Plot: What’s it about?
In our world of spin-offs and countless sequels, we have another one. This isn’t a bad thing if they’re well-made and, more importantly, well-acted. After all, what’s the point of watching something (on television or on a silver screen) if it’s not entertaining? “Stargate” was a movie with Kurt Russell in the lead and James Spader as the “nerdy” scientist who discover that through this stargate, they can travel to distant worlds; much like the crew of the Enterprise in their transporters (though the stargate has a much greater distance). The movie was a modest success and it was before Director Roland Emmerlich hit it “big time” with his disaster flick “Independence Day”. A few years later, “Stargate” resurfaced as a television show with Richard Dean Anderson (aka “McGyver”) in the lead. While the syndicated market is inundated with shows of this nature (countless “Star Trek…” spinoffs, “X-Files” and “Babylon 5” to name a few); this one seemed to stand out a little more than the rest. Now entering its eighth season, it’s clear that the show has a following. But the movie was only a precursor to what the series is actually about. It’s like a guideline, to say the least.
Season Six showed a lot of change for the crew. First and foremost, this is when the show moved to the Sci-Fi channel (an appropriate outlet for this, and other shows like it) which might have literally saved the show. Daniel Jackson (Michael Shinks) had left the show and it was a blow that they needed to recover from, no doubt. He was replaced, but the show seemed to take a turn for more of a storytelling nature as opposed to the personal plotlines we had known in previous seasons. That’s not to say that there weren’t great episodes, as “Abyss”, “Paradise Lost”, “The Changeling” and “Unnatural Selection” ranked among my personal favorites. This being the sixth season, the crew (or the root of the “main” crew, anyway) had their parts down. The dynamic was down and though this is criticized as one of the worse seasons, I found no fault in it. Much like “Star Trek: The Next Generation”, there comes a point when you have to break away from the original story and cut loose and have fun. They did that here and though some episodes lack the depth of others, I found it a delightful mix. Look for some star cameos by Dean Stockwell (Quantum Leap) and John De Lancie (Star Trek: The Next Generation) during this season as well. All in all, this might not be the best season to get started, but it’s more of what fans love and want and a certain addition to your set (assuming you have the previous five seasons).
Video: How does it look?
The episodes are presented in their original aspect ratio of 1.78:1 and are anamorphic.
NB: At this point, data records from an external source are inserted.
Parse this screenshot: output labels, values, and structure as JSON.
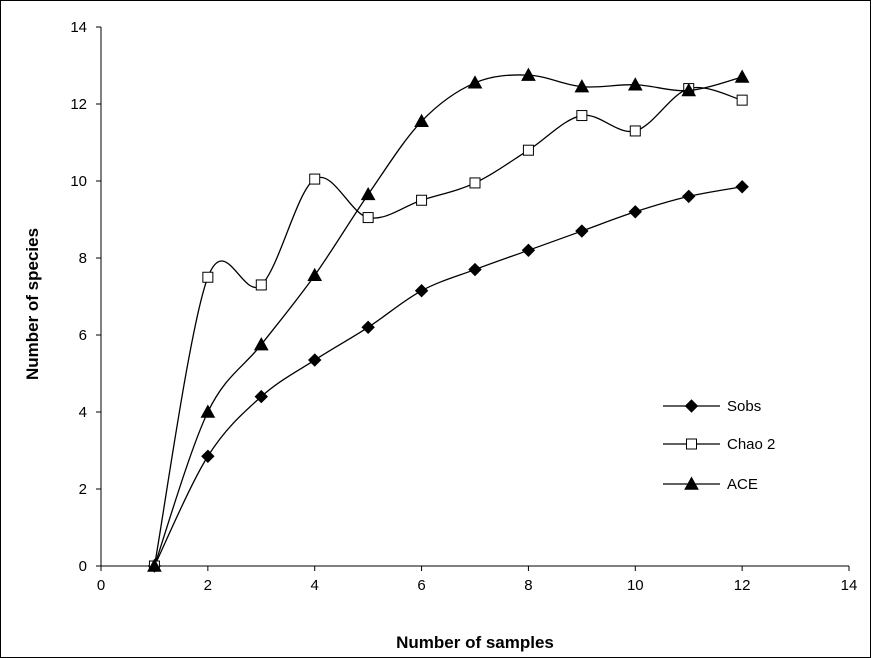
{
  "chart_data": {
    "type": "line",
    "title": "",
    "xlabel": "Number of samples",
    "ylabel": "Number of species",
    "xlim": [
      0,
      14
    ],
    "ylim": [
      0,
      14
    ],
    "xticks": [
      0,
      2,
      4,
      6,
      8,
      10,
      12,
      14
    ],
    "yticks": [
      0,
      2,
      4,
      6,
      8,
      10,
      12,
      14
    ],
    "grid": false,
    "legend_position": "right",
    "x": [
      1,
      2,
      3,
      4,
      5,
      6,
      7,
      8,
      9,
      10,
      11,
      12
    ],
    "series": [
      {
        "name": "Sobs",
        "marker": "diamond",
        "color": "#000000",
        "values": [
          0,
          2.85,
          4.4,
          5.35,
          6.2,
          7.15,
          7.7,
          8.2,
          8.7,
          9.2,
          9.6,
          9.85
        ]
      },
      {
        "name": "Chao 2",
        "marker": "square-open",
        "color": "#000000",
        "values": [
          0,
          7.5,
          7.3,
          10.05,
          9.05,
          9.5,
          9.95,
          10.8,
          11.7,
          11.3,
          12.4,
          12.1
        ]
      },
      {
        "name": "ACE",
        "marker": "triangle",
        "color": "#000000",
        "values": [
          0,
          4.0,
          5.75,
          7.55,
          9.65,
          11.55,
          12.55,
          12.75,
          12.45,
          12.5,
          12.35,
          12.7
        ]
      }
    ]
  }
}
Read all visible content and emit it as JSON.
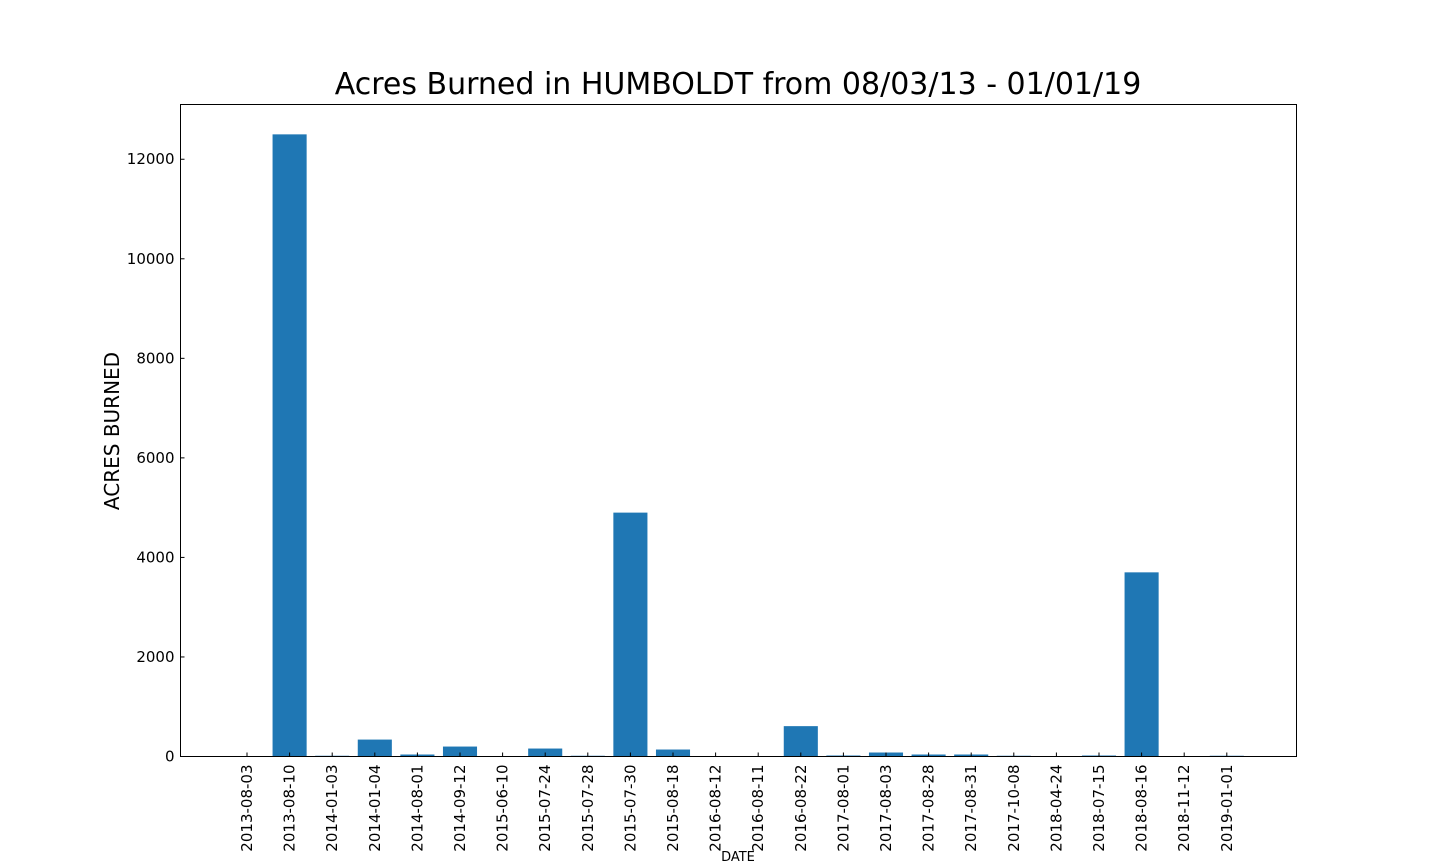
{
  "chart_data": {
    "type": "bar",
    "title": "Acres Burned in HUMBOLDT from 08/03/13 - 01/01/19",
    "xlabel": "DATE",
    "ylabel": "ACRES BURNED",
    "ylim": [
      0,
      13100
    ],
    "yticks": [
      0,
      2000,
      4000,
      6000,
      8000,
      10000,
      12000
    ],
    "grid": false,
    "legend": "none",
    "bar_color": "#1f77b4",
    "categories": [
      "2013-08-03",
      "2013-08-10",
      "2014-01-03",
      "2014-01-04",
      "2014-08-01",
      "2014-09-12",
      "2015-06-10",
      "2015-07-24",
      "2015-07-28",
      "2015-07-30",
      "2015-08-18",
      "2016-08-12",
      "2016-08-11",
      "2016-08-22",
      "2017-08-01",
      "2017-08-03",
      "2017-08-28",
      "2017-08-31",
      "2017-10-08",
      "2018-04-24",
      "2018-07-15",
      "2018-08-16",
      "2018-11-12",
      "2019-01-01"
    ],
    "values": [
      0,
      12500,
      15,
      340,
      40,
      200,
      10,
      160,
      15,
      4900,
      140,
      10,
      10,
      610,
      20,
      80,
      40,
      40,
      15,
      0,
      20,
      3700,
      0,
      15
    ]
  }
}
I’d have to say I was a little let down by the way these looked as there was some artifacting and even a trace of edge enhancement. For a show as new as this, I was expecting a bit more. This isn’t to say they look bad, by any means, but I figured they would have looked better. I do give kudos to MGM for showing them in a widescreen format as opposed to full-frame, like so many other television shows out there. Movies set in space (for the most part) can look amazing, though it detracts from the atmosphere when you see scratches and errors in the transfer. Again, this isn’t bad, but I was expecting a bit more (possibly too much information on the discs)?
Audio: How does it sound?
The Dolby Digital 5.1 soundtrack is fairly good. Television shows don’t have near the depth that feature films do, but during the course of the season there were times when I was more than impressed. Surrounds were used effectively, if not all too frequently and dialogue is reproduced with rich, natural tones. Most of the action takes place in the front stage and your front speakers will get somewhat of a workout, but it’s nothing that will get a noise complaint! On the whole, a nice job here.
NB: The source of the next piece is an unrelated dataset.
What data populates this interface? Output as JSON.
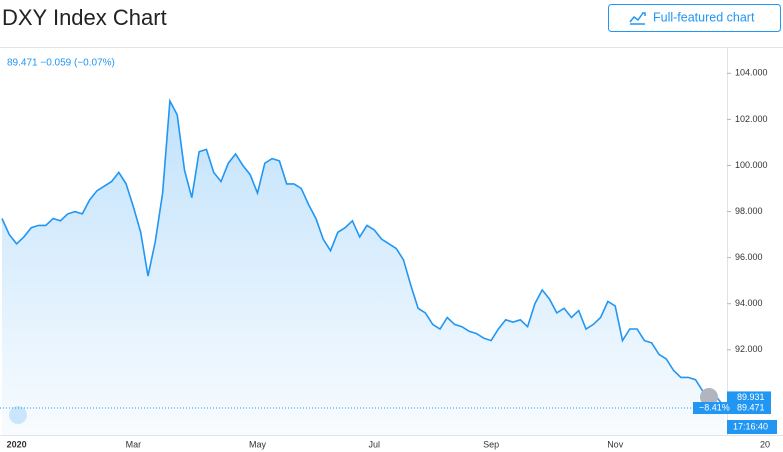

Supplements: What are the extras?
As far as extras go, Season Six is by far the most robust when it comes to supplements. Each episode contains a commentary track and there are a dozen featurettes on the discs as well. I found the commentary on “The Changeling” to be the most engaging, though most of them sounded alike. This episode seemed to be the favorite among the cast and crew (who participated in the tracks), as well. Alongside the commentaries are some featurettes, twelve to be exact, that correspond to the following episodes: “Redemption”, “Descent”, “Frozen”, “Night Walkers”, “Abyss”, “Shadow Play”, “The Other Guys”, “Allegiance”, “Cure”, “Prometheus”, “Metamorphosis”, and “Full Circle”. These offer more of an insight into the episodes and fans will love them. Though they don’t cover too much new ground as far as featurettes go, all are insightful and well-made. As happy as I was to see all of these features on the discs, I couldn’t help but think that it’s the additional supplements that might have contributed to the deterioration of the picture on the discs. In any case, fans will love the set as it’s loaded with extras and yet another to shelve next to the first five seasons.